In the interim, Bannon’s plans for a gladiatorial reboot have mushroomed.
Whether based in Italy or elsewhere, the next iteration will primarily exist online, Bannon said, adding that it would be launched by the inauguration of a second Trump presidency (potentially starting in January 2025). Describing the Academy as an intensive training camp that would “augment Trump’s war against the administrative state,” he assured POLITICO that there was “overwhelming” demand and that “hundreds” of undisclosed locations in the U.S. and abroad had demanded that kind of instruction in-person.
“It may be a wacky side project, but it helps gain visibility for these people,” Roberto D’Alimonte, a political scientist at Luiss-Guido Carli University in Rome, said. “It appeals to minorities, and minorities do have an effect. Look at the Trump phenomenon — we need to pay attention to these things.”
Owning the right
With the resurgence of Trump, flying high and dominating the Republican primary, Bannon has made progress elsewhere in restoring his influence beyond the terminally online MAGA right wing. Indeed, on the same day Harnwell was cleared of wrongdoing, Bannon was at the Hungarian embassy in Washington meeting with Hungarian Prime Minister Viktor Orbán, with whom he talked about CPAC Hungary, a conservative conference, and his Academy plans, among other things, he said.
Bannon said he sees the increasing popularity in Europe of politicians like Orbán, whose government will control the Brussels agenda in the second half of 2024 at the helm of the EU Council, as an illustration of the extent to which Trumpist populism has already penetrated Europe at the expense of traditional conservatism.
Bannon said leaders like Trump and Orbán have proven attractive to young voters.

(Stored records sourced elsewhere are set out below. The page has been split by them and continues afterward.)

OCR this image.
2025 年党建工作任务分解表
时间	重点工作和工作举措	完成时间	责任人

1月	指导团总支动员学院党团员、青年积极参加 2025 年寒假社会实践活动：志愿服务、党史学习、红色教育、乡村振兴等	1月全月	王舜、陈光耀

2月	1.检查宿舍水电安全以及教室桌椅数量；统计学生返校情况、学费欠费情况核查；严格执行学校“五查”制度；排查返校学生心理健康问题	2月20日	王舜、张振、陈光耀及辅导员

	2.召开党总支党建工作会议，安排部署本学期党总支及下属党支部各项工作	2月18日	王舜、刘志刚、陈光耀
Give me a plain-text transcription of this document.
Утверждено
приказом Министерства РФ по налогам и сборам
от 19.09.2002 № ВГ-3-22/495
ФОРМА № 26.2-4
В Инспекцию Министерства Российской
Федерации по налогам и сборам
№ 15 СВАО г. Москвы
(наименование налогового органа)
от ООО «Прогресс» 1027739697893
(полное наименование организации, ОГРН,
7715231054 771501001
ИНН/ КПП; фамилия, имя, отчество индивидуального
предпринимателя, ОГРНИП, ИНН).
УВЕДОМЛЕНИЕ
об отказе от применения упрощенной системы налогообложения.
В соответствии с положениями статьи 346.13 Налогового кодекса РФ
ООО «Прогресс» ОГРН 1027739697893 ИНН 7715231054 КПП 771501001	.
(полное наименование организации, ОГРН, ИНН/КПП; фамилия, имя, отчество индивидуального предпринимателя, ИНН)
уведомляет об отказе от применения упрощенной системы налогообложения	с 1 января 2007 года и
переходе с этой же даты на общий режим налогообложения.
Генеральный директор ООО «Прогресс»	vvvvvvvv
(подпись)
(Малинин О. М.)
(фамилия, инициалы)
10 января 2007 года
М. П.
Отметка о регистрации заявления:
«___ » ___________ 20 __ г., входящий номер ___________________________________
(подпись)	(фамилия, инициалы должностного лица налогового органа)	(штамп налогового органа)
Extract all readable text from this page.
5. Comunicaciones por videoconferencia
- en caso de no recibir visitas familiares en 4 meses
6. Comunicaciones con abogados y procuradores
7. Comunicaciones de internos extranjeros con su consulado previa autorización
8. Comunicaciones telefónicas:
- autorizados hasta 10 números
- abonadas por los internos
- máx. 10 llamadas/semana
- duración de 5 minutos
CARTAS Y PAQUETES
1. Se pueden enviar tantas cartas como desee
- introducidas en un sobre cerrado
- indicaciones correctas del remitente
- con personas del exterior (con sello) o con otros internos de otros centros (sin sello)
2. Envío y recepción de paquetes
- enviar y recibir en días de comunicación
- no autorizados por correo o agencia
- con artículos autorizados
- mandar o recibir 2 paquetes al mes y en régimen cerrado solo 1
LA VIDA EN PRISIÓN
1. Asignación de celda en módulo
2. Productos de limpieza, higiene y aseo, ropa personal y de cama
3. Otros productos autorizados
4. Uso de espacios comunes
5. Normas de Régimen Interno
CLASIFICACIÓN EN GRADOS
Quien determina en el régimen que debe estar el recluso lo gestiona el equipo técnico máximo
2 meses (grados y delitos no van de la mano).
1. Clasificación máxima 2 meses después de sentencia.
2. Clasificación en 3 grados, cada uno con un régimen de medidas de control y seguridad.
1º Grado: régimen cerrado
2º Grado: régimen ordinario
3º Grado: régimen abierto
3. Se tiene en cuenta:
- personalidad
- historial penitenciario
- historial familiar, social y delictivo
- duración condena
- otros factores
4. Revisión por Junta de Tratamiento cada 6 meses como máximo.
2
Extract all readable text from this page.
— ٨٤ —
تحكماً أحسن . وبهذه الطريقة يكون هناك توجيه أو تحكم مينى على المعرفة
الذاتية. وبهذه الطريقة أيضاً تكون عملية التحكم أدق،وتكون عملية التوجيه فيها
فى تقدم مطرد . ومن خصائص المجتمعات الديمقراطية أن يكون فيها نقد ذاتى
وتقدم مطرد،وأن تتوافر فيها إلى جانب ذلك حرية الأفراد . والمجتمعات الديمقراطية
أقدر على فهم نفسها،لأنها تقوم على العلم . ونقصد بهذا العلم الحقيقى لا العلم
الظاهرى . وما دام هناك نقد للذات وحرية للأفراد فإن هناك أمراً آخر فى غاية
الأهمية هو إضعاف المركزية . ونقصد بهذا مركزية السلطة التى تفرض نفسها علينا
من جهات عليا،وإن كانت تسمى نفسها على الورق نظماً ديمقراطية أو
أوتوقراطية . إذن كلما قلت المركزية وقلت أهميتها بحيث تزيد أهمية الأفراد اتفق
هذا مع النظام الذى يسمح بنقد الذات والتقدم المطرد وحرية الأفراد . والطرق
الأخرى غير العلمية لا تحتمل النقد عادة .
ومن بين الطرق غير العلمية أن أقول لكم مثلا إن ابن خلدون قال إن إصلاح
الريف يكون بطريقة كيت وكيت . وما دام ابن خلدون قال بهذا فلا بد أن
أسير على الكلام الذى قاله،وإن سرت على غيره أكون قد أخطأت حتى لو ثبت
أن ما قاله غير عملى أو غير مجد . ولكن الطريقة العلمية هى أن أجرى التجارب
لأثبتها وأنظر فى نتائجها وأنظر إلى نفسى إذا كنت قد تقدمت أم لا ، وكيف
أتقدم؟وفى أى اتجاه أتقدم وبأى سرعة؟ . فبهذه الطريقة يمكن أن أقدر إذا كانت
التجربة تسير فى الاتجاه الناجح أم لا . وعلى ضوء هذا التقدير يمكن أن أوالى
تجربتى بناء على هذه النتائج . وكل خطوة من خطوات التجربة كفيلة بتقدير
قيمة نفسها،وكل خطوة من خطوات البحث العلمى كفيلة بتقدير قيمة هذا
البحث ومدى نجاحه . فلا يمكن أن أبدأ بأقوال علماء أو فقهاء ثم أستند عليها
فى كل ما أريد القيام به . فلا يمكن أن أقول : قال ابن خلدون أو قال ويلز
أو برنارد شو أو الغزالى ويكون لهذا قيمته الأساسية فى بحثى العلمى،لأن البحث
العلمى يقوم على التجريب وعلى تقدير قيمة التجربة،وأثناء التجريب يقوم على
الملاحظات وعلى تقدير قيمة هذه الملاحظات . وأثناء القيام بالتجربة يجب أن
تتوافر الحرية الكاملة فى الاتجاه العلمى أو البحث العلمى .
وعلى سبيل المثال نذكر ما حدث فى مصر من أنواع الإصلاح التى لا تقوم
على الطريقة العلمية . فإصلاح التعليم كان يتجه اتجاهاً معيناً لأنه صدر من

“These leaders go up, they’re dynamic, and they’re attracting younger people and younger people want to be trained,” he said.
Pollsters in Europe forecast big gains for the European far right in June’s EU election, on the heels of Dutch nationalist Geert Wilders’ win in the Netherlands late last year. Right-wing sentiment has been brewing over a mixture of inflation, the costly defense of Ukraine against Russia and expensive green policies. European Commission President Ursula von der Leyen has also taken a rightward turn, coming round to Italian leader Giorgia Meloni’s hardline position on migration, who has herself softened on right-wing fixations like EU membership and NATO responsibilities.
But Bannon also expressed concern at this convergence of von der Leyen with Meloni, who was once seen as the great hope of the European far right. Figures such as Matteo Salvini, Italy’s hard-line deputy premier, are seizing on her Atlanticist, pro-EU turn to present her as a traitor and push more hardcore policies. While Bannon didn’t criticize Meloni outright, he was at pains to portray himself as right wing — distancing himself from the term “conservative.”
Harnwell was more forthright, emphasizing that the next frontier would now be a bitter struggle within the right itself.
“Meloni made the calculation that Trumpism was dead in the U.S., that Steve had fulfilled all his usefulness to her, and that her political future lay in Brussels,” he told POLITICO. “Now she’s trying to put out feelers to Trump and his associates without repudiating her position of the last two years. She feels she can have her establishment cake and — how can I make this work — eat her anti-establishment cake at the same time. But if there’s one thing that defines Bannon, it’s expectations of loyalty. “
So it’s not just the liberal establishment in Bannon’s crosshairs this time — his next goal includes owning the right-wingers who betrayed him.